Neste dia… Em 1954, o Sporting vence o Porto por 2-1 e consolida a liderança do campeonato

Lance de perigo junto da baliza portista.

Concepções opostas

Por Tavares da Silva

Chegou-se ao fim da partida que se disputou no estádio Alvalade e teve-se a impressão de que o ar estava perfumado de futebol. As equipas, na medida das suas possibilidades, tinham aberto o frasco do jogo e derramado pelo campo uma porção suficiente daquele fluido subtil e magnético, que se infiltra no adepto e dura toda a semana.

Não haverá quem deixe de dizer que o desafio só ofereceu dois ou três trechos, mais pronunciados, de esquemas racionalmente ligados e executados com suma rapidez e mestria, mas consideramos a quantidade suficiente para se afirmar estarmos em presença de um desafio rico, que a pobreza ao redor mais faz realçar. Se se jogasse, do princípio ao fim, sem um deslize ou pausa, na mesma vertigem e com idêntica precisão de passes, teríamos o direito de dizer que o futebol português havia atingido o nível que tanto ambicionamos. E tal não sucede.
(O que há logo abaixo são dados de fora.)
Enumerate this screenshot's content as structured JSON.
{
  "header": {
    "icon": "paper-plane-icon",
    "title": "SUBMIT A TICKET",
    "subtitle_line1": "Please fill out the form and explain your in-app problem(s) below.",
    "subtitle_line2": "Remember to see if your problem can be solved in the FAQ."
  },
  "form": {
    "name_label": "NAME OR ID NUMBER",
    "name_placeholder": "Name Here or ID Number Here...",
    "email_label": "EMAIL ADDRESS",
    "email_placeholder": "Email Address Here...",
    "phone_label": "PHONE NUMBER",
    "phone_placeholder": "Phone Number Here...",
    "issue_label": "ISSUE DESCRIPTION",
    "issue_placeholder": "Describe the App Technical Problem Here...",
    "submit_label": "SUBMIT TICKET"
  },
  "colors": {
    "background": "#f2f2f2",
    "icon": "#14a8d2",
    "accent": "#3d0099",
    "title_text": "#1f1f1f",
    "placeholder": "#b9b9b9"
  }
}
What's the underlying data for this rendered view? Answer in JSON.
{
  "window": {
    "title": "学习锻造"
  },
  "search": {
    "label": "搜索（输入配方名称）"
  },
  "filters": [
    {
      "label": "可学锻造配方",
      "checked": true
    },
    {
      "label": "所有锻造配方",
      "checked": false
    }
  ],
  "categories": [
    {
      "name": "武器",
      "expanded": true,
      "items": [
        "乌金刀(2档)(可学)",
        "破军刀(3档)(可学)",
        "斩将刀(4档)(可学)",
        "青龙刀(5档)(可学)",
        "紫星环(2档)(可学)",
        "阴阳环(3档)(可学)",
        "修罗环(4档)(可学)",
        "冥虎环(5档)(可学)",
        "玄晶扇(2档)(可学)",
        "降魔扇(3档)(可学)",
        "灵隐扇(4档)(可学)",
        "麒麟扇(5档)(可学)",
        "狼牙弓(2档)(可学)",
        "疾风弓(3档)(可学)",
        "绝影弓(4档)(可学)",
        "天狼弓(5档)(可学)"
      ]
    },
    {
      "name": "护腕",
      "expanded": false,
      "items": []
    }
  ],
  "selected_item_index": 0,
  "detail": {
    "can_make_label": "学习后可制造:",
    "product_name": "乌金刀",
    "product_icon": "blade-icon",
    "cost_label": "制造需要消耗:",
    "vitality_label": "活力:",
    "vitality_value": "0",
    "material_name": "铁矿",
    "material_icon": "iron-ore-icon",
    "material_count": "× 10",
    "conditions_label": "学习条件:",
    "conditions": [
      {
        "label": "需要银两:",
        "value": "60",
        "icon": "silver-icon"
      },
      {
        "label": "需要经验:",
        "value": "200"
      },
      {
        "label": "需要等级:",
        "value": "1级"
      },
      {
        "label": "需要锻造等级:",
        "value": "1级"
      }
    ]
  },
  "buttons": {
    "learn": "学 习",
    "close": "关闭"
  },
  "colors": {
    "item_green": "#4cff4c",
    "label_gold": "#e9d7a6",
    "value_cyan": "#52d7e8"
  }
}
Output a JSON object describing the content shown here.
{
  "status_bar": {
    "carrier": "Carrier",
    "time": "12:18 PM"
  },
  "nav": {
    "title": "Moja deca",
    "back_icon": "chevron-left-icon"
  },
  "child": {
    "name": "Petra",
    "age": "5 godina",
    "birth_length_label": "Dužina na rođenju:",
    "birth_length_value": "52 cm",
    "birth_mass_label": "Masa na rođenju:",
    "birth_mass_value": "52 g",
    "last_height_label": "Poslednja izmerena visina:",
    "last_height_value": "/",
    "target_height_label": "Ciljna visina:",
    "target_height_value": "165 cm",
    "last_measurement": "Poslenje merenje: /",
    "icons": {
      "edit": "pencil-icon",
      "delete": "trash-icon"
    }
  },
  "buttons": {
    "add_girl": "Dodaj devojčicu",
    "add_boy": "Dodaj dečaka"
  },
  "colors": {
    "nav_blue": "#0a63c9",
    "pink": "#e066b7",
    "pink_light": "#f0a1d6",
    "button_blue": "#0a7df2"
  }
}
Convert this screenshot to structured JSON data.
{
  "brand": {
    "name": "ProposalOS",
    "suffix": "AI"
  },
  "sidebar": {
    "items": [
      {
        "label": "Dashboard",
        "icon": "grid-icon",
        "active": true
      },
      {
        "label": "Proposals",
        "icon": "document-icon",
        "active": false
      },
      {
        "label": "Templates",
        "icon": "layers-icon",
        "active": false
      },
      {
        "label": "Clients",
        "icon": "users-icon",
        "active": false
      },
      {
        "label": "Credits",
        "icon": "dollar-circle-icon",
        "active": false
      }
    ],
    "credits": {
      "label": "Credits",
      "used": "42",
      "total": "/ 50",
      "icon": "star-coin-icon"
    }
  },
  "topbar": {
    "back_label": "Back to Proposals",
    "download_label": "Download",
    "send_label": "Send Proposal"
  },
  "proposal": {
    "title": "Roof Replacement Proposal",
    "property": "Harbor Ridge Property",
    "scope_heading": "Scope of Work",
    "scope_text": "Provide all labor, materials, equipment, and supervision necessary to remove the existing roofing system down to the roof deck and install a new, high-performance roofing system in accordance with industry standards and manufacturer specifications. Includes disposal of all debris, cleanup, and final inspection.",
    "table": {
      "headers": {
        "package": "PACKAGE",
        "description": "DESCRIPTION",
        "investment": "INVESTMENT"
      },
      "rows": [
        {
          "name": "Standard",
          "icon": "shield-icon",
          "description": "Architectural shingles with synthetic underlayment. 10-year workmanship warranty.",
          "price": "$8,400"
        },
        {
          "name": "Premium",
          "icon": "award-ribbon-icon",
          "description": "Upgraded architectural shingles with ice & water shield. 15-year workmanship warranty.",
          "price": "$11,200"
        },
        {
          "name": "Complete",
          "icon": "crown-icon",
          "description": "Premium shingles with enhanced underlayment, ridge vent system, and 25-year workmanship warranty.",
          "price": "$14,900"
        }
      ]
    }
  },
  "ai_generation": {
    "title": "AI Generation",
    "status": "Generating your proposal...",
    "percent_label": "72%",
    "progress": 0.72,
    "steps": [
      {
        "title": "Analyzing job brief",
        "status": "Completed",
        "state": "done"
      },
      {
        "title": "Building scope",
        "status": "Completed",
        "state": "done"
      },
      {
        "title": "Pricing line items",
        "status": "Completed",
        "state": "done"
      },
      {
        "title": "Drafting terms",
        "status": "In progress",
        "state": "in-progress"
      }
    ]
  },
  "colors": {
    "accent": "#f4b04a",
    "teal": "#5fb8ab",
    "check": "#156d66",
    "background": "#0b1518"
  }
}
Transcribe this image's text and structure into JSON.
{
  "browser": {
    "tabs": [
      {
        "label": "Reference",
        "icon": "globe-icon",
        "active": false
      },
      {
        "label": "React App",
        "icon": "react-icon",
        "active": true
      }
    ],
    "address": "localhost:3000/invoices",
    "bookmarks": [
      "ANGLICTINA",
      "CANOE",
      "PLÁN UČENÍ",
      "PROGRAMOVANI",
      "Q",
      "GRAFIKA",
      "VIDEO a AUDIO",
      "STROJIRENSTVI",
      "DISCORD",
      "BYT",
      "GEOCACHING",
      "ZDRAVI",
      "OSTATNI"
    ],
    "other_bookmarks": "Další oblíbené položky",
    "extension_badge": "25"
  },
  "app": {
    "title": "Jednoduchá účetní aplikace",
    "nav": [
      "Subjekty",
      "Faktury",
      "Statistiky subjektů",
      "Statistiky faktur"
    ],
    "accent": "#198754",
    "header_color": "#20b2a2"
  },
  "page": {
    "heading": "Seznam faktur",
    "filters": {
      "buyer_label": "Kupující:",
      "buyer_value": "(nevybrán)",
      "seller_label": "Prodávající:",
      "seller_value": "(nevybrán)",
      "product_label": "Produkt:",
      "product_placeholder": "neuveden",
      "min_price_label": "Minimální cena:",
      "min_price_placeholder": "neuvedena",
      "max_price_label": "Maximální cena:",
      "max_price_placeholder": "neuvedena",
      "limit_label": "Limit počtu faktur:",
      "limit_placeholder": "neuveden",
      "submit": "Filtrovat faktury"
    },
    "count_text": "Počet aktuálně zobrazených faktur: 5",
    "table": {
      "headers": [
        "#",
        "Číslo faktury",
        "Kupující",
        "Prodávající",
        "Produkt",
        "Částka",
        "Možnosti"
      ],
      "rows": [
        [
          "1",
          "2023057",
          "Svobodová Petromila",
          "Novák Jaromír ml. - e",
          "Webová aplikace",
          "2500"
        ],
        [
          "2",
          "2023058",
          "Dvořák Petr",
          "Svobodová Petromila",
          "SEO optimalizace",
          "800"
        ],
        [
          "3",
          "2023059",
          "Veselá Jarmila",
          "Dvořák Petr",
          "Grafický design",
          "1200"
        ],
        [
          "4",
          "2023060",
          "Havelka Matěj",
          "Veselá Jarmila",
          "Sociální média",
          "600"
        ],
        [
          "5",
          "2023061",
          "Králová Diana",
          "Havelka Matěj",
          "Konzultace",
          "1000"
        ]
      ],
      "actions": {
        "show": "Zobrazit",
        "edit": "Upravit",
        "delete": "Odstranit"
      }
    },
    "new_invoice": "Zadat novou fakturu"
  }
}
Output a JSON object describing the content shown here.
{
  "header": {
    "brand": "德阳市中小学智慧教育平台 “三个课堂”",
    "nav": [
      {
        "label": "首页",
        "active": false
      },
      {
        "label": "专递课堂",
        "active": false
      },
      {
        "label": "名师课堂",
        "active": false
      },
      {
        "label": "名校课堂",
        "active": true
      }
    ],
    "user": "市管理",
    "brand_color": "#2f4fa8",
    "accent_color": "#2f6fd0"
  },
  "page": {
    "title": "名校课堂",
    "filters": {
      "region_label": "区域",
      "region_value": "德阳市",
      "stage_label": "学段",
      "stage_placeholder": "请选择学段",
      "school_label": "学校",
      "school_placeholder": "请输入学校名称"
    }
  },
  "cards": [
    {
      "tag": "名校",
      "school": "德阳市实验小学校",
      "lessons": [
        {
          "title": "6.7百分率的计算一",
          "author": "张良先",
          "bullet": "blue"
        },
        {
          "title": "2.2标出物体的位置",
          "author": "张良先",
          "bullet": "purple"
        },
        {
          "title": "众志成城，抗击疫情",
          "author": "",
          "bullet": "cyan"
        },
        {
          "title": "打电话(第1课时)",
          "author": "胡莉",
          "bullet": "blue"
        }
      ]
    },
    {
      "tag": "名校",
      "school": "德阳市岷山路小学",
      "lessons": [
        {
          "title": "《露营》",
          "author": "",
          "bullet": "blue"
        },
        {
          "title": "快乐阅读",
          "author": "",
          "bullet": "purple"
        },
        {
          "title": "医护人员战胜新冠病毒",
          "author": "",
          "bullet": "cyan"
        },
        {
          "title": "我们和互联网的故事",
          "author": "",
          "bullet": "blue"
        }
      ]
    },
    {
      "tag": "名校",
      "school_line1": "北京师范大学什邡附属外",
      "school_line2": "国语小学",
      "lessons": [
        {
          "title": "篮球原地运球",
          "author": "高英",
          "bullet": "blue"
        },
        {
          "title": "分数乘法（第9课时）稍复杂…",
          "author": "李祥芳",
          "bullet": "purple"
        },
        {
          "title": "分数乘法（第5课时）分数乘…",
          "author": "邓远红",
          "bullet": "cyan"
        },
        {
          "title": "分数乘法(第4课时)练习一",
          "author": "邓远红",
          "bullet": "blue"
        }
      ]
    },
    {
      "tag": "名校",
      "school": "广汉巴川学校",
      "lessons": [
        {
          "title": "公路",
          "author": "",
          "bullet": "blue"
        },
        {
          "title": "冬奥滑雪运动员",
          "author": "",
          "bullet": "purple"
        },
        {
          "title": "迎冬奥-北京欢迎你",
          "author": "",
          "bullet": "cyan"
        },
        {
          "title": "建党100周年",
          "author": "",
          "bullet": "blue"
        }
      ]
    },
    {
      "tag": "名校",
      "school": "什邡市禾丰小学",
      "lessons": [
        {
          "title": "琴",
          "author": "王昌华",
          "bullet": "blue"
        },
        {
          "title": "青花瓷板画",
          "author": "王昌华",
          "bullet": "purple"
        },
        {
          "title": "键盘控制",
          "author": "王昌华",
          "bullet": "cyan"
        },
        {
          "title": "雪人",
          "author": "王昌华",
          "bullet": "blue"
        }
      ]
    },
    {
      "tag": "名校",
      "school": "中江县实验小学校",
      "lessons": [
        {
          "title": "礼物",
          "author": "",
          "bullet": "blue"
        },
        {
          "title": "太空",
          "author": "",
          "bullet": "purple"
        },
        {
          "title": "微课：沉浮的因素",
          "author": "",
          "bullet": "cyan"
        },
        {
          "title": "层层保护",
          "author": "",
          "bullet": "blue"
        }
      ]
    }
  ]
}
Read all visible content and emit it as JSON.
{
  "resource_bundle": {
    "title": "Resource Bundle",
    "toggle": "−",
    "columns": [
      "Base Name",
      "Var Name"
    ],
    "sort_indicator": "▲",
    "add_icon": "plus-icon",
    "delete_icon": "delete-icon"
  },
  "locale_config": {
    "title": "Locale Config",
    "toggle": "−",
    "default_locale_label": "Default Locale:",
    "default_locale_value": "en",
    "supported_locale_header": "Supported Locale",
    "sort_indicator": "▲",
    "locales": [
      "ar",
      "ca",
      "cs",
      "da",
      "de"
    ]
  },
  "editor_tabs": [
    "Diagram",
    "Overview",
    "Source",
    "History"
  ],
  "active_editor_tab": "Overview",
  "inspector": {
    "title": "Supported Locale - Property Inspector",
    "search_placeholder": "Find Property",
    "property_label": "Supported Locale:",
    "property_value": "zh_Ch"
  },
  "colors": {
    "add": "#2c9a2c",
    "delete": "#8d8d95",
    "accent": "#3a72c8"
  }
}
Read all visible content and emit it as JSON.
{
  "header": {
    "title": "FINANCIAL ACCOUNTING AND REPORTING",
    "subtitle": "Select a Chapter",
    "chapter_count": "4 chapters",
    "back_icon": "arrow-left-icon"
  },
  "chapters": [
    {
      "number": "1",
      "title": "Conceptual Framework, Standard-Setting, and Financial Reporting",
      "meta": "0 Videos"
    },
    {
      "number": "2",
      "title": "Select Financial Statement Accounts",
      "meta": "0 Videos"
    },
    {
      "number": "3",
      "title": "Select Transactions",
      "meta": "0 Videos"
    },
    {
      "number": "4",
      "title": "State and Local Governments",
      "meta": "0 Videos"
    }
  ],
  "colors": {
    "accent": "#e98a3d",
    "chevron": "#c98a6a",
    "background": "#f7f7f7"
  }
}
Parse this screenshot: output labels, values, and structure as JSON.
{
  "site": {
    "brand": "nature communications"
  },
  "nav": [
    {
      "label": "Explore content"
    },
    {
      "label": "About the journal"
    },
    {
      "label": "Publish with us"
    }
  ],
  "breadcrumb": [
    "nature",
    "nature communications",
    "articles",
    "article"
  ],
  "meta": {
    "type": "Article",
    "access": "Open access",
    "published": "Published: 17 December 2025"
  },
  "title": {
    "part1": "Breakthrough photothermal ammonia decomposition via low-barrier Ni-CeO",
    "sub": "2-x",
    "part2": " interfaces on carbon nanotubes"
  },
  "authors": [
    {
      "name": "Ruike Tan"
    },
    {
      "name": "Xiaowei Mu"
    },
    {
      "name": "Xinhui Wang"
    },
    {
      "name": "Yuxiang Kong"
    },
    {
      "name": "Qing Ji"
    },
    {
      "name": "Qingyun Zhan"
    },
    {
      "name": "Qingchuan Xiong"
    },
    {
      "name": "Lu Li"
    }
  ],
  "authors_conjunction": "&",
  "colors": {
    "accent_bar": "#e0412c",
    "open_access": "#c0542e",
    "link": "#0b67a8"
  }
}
Foi o Sporting, sem duvida, que produziu o que de melhor se fez no Alvalade, mas o seu adversário comportou-se de maneira a dar luzimento à partida, que, por muitos motivos, foi vistosa, espectacular, tendo a emoção que produz a jogada ou variante de surpresa e a duvida acerca do desfecho. Porque o Sporting mereceu ganhar, mas, vara ganhar, foi preciso ter até ao fim músculos de aço e um coração forte e resistente, a funcionar com tic-tac certo.

Estiveram em presença, sob certos aspectos, dois grupos de concepção oposta que expuseram em campo a sua diferente teoria. Diga-se que o Sporting revelou o seu gosto pela orientação de ataque, máquina talhada e concebida para este efeito, ao passo que o Futebol Clube do Porto adoptou um sistema de reforço defensivo (o que de modo algum significa que a ideia de ataque: tenha sido plenamente abandonada ou esquecida).

No campo prático da execução, a concepção sportinguista foi-nos dada ou transmitida não só pelo volume dos seus ataques mas pelas quantidade de peças empregadas nessa tarefa ofensiva. Viram-se muitas vezes, com a bola a rolar, de figura para figura ou desta para espaços vazios, seis ou sete sportingues, que se metiam pela barreira defensiva do adversário, com premeditação, criando jogadas de transe, muito perigosas, obrigando o adversário a pensar, nesses momentos, só em defender.

Mas se não quisermos ir tão longe e transigindo em excluir o segundo escalão de atacantes, ainda nos ficam muitos esquemas em que comparticipou toda a linha dianteira verde-branca ou, pelo menos, quatro avançados, já que um dos interiores como que se deixa arrastar pelo galope dos que seguem na frente, pois a sua missão assim o exige.

E Poder-se-á objectar – aceitável talvez em teoria, na prática verificada no Alvalade parece-nos inaceitável! – que, em algumas hipóteses, os ataques desencadeados por dois ou três jogadores também podem ser muito perigosos e deles resultarem os lances mortais, mas, isso apenas sucede quando a defesa está desarrumada ou por qualquer motivo se desarrumou. Regra geral, invariavelmente, a defesa, em bloco, só poderá abrir brechas com facilidade quando for atacada por um numero superior, ou, pelo menos, igual ao tios seus componentes.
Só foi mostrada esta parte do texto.